Access to novel fluorovinylidene ligands via exploitation of outer-sphere electrophilic fluorination: new insights into C–F bond formation and activation

Abstract

Metal vinylidene complexes are widely encountered, or postulated, as intermediates in a range of important metal-mediated transformations of alkynes. However, fluorovinylidene complexes have rarely been described and their reactivity is largely unexplored. By making use of the novel outer-sphere electrophilic fluorination (OSEF) strategy we have developed a rapid, robust and convenient method for the preparation of fluorovinylidene and trifluoromethylvinylidene ruthenium complexes from non-fluorinated alkynes. Spectroscopic investigations (NMR and UV/Vis), coupled with TD-DFT studies, show that fluorine incorporation results in significant changes to the electronic structure of the vinylidene ligand. The reactivity of fluorovinylidene complexes shows many similarities to non-fluorinated analogues, but also some interesting differences, including a propensity to undergo unexpected C–F bond cleavage reactions. Heating fluorovinylidene complex [Ru(η⁵-C₅H₅)(PPh₃)₂(CC{F}R)][BF₄] led to C–H activation of a PPh₃ ligand to form an orthometallated fluorovinylphosphonium ligand. Reaction with pyridine led to nucleophilic attack at the metal-bound carbon atom of the vinylidene to form a vinyl pyridinium species, which undergoes both C–H and C–F activation to give a novel pyridylidene complex.
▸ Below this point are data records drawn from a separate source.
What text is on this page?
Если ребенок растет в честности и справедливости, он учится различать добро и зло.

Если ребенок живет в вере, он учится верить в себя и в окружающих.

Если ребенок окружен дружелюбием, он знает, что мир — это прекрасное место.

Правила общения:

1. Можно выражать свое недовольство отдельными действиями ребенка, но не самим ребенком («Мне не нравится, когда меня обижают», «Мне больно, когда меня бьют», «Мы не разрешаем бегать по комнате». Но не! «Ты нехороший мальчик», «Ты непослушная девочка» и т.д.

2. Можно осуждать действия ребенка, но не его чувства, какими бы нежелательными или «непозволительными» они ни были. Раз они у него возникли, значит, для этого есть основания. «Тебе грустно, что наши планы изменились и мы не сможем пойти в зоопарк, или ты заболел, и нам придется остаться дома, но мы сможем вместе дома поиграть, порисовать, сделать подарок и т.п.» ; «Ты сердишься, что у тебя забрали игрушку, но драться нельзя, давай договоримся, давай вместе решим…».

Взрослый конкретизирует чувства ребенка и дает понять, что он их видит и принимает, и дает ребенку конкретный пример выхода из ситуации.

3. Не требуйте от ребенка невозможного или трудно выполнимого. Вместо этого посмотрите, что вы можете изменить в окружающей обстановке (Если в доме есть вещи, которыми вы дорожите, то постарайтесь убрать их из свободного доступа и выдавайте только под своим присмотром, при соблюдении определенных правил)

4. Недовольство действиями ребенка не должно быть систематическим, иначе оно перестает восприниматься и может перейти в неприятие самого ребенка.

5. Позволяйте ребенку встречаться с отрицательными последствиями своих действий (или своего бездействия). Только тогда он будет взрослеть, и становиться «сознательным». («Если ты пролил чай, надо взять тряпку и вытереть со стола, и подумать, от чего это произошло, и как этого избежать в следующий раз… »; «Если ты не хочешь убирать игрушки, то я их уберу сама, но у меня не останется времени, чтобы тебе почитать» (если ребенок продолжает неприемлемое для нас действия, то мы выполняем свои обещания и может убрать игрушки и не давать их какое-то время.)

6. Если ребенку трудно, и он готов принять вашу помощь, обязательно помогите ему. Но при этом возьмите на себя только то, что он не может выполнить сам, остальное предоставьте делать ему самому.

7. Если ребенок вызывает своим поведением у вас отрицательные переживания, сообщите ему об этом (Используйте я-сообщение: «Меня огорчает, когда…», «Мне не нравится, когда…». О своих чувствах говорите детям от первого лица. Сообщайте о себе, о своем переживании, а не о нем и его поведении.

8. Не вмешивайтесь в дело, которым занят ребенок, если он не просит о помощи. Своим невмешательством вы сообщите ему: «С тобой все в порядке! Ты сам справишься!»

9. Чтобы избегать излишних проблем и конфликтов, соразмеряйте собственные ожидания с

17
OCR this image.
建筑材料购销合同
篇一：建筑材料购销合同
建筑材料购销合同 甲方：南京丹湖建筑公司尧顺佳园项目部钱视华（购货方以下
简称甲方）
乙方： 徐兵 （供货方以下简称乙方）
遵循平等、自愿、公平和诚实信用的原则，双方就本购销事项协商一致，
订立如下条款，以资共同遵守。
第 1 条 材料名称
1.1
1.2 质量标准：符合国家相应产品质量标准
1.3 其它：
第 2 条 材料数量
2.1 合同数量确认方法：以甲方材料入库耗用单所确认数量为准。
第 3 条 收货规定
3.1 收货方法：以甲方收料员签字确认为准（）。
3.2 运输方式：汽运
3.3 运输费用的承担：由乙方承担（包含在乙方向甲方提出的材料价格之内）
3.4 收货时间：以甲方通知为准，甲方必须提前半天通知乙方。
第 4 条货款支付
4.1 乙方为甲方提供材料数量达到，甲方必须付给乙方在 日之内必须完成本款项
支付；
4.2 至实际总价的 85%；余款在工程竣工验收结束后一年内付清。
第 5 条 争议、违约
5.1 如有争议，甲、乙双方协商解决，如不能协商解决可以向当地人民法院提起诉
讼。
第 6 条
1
Addition of water, in the presence of chloride, leads to anti-Markovnikov hydration of a fluorovinylidene complex to form an α-fluoroaldehyde, which slowly rearranges to its acyl fluoride isomer. Therefore, fluorovinylidenes ligands may be viewed as synthetic equivalents of 1-fluoroalkynes providing access to reactivity not possible by other routes.